The guitar player used an electronic sound device that played multi-instrument backup music, giving his strumming the resonance of a nightclub act. People tapped their feet. We got up and danced a bit. “Give it up for the young couple,” the singer purred. People around us clapped and smiled.
We didn’t have to be anywhere, so we sat and listened. It was Friday, a big restaurant night. Couples and foursomes and gangs of guys and gals passed. Some women wore long dresses, others blue jeans. Men wore Bermuda shorts and Clemson shirts. A few were in suits without ties. The odd loner paused for a few minutes then moved on.
From our perch we could see the rich green lawn below the park, where the local summer Shakespeare group performs. Just beyond was the slow-flowing Reedy River, lined by paths through the park. Strollers paused at benches to look at the river, which plods over rocks toward the falls. I thought of the scene in paint.
I thought of Rockwell, who rendered Americans enjoying being Americans. He painted presidents, he painted for the Boy Scouts, he painted Colonel Sanders. Some critics labeled him an “illustrator” because he painted homespun themes. But his skill was precise.
The evening was on the cool side, a sweet time in a sweet place near summer’s end, a setting for Rockwell. People sensed it as a moment to treasure, at this dark time in America.
A week earlier we had driven through Maryland’s rural countryside. We headed south and slipped past D.C., back to this tidy city, where the local art museum possesses a set of Andrew Wyeth watercolors.
Art by the great ones or amateurs may give what we all seek, a dream of remoteness from the dreck of headlines.
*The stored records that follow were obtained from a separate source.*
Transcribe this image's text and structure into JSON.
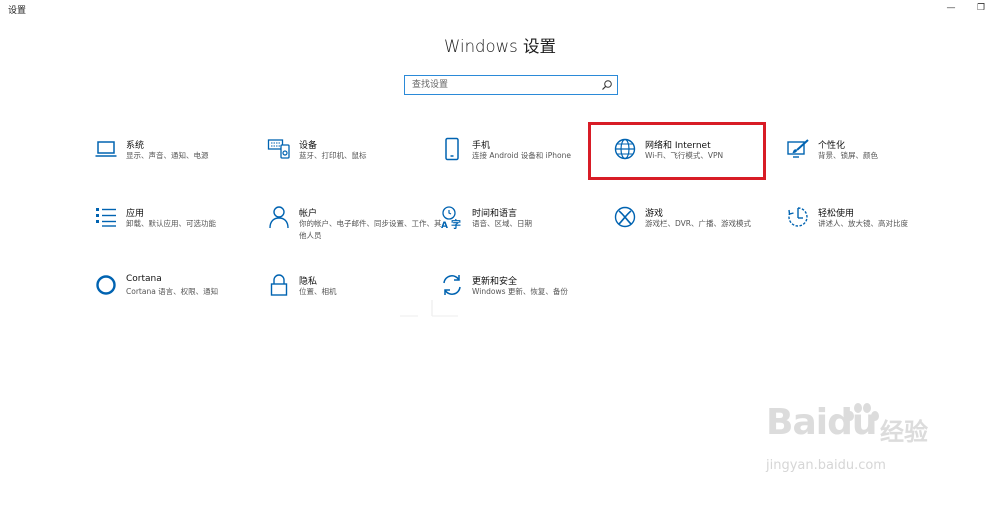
{
  "window": {
    "title": "设置",
    "minimize_glyph": "—",
    "restore_glyph": "❐"
  },
  "header": {
    "title": "Windows 设置"
  },
  "search": {
    "placeholder": "查找设置",
    "icon": "search-icon"
  },
  "tiles": [
    {
      "name": "系统",
      "desc": "显示、声音、通知、电源",
      "icon": "laptop-icon"
    },
    {
      "name": "设备",
      "desc": "蓝牙、打印机、鼠标",
      "icon": "devices-icon"
    },
    {
      "name": "手机",
      "desc": "连接 Android 设备和 iPhone",
      "icon": "phone-icon"
    },
    {
      "name": "网络和 Internet",
      "desc": "Wi-Fi、飞行模式、VPN",
      "icon": "globe-icon"
    },
    {
      "name": "个性化",
      "desc": "背景、锁屏、颜色",
      "icon": "paintbrush-icon"
    },
    {
      "name": "应用",
      "desc": "卸载、默认应用、可选功能",
      "icon": "apps-list-icon"
    },
    {
      "name": "帐户",
      "desc": "你的帐户、电子邮件、同步设置、工作、其他人员",
      "icon": "person-icon"
    },
    {
      "name": "时间和语言",
      "desc": "语音、区域、日期",
      "icon": "time-language-icon"
    },
    {
      "name": "游戏",
      "desc": "游戏栏、DVR、广播、游戏模式",
      "icon": "xbox-icon"
    },
    {
      "name": "轻松使用",
      "desc": "讲述人、放大镜、高对比度",
      "icon": "ease-of-access-icon"
    },
    {
      "name": "Cortana",
      "desc": "Cortana 语言、权限、通知",
      "icon": "cortana-icon"
    },
    {
      "name": "隐私",
      "desc": "位置、相机",
      "icon": "lock-icon"
    },
    {
      "name": "更新和安全",
      "desc": "Windows 更新、恢复、备份",
      "icon": "sync-icon"
    }
  ],
  "colors": {
    "accent": "#0063b1",
    "highlight_border": "#d81c26",
    "search_border": "#2b8ad8"
  },
  "watermark": {
    "logo_text": "Baidu",
    "cn_text": "经验",
    "url": "jingyan.baidu.com"
  }
}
I imagined, on canvas, the morning crowds flowing to the farmer’s market for the fresh air, the fresh coffee, the fruit and vegetable stands, the pottery, glassware, art booths.
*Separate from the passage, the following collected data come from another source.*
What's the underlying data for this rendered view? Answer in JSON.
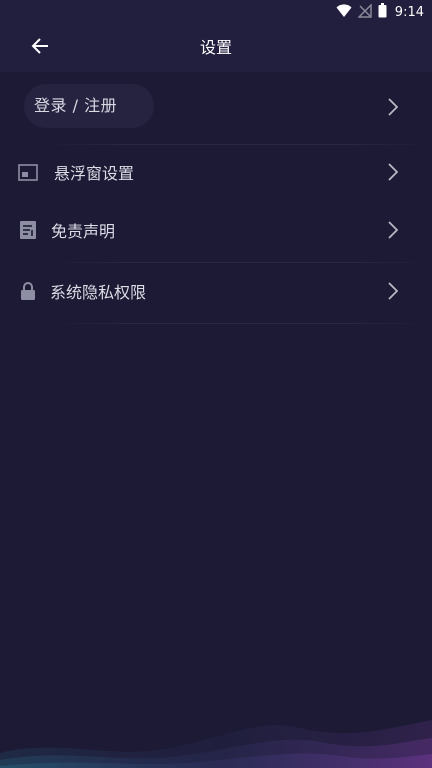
{
  "status_bar": {
    "time": "9:14",
    "icons": [
      "wifi-icon",
      "no-signal-icon",
      "battery-icon"
    ]
  },
  "app_bar": {
    "title": "设置",
    "back_icon": "arrow-left-icon"
  },
  "login": {
    "label": "登录 / 注册"
  },
  "menu": {
    "items": [
      {
        "label": "悬浮窗设置",
        "icon": "floating-window-icon"
      },
      {
        "label": "免责声明",
        "icon": "document-icon"
      },
      {
        "label": "系统隐私权限",
        "icon": "lock-icon"
      }
    ]
  },
  "colors": {
    "background": "#1c1a34",
    "app_bar": "#221e3d",
    "pill": "#25233f",
    "text": "#dcdce6",
    "icon": "#8d8ea4"
  }
}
My last paint idea was Table Rock mountain from a photo taken on a hike. The next task was finishing the “by numbers” outline of a photo of Sandy as a college student. It took months through a chilly winter in the garage. The programmed colors didn’t mesh, I freelanced the hair, face, background.
I thumbed through photos of the New Hampshire trip, memories of other people’s art from an Asheville gallery. I looked where there’s life and color.
The immortal work of Remington stirs the soul, even without visiting cowboy country. He created dynamic, graceful movement, men and horses, cowboys, Indians, stagecoaches rushing down hillsides, art to make the heart beat faster.
A portrait of Sandy of years ago sits on a nightstand, based on the college photo. She doesn’t care for it, which is why it’s out of sight. Also out of sight is my portrait of her as a high-school student, which she likes even less. I’m happy with it, but it hangs in the garage.
I recalled the field of summer zinnias at the apple orchard I struggled with a year ago that now hangs in a neighbor’s kitchen. It was hard to get right, full of summer color, the colors of our part of the country, mountains, fertile farmland, the forest converging. She wanted it, it was hers.
I recalled, thinking in paint, of our sweet Falls Park evening, full of life, gentle music, the happy dinner crowd. It was summer’s end, the air clear and pure, that signaled a brief escape from the everyday onslaught of public corruption. You may find it in city centers or remote places. The moment hinted at hope, peace, joy—a moment to experience, to remember.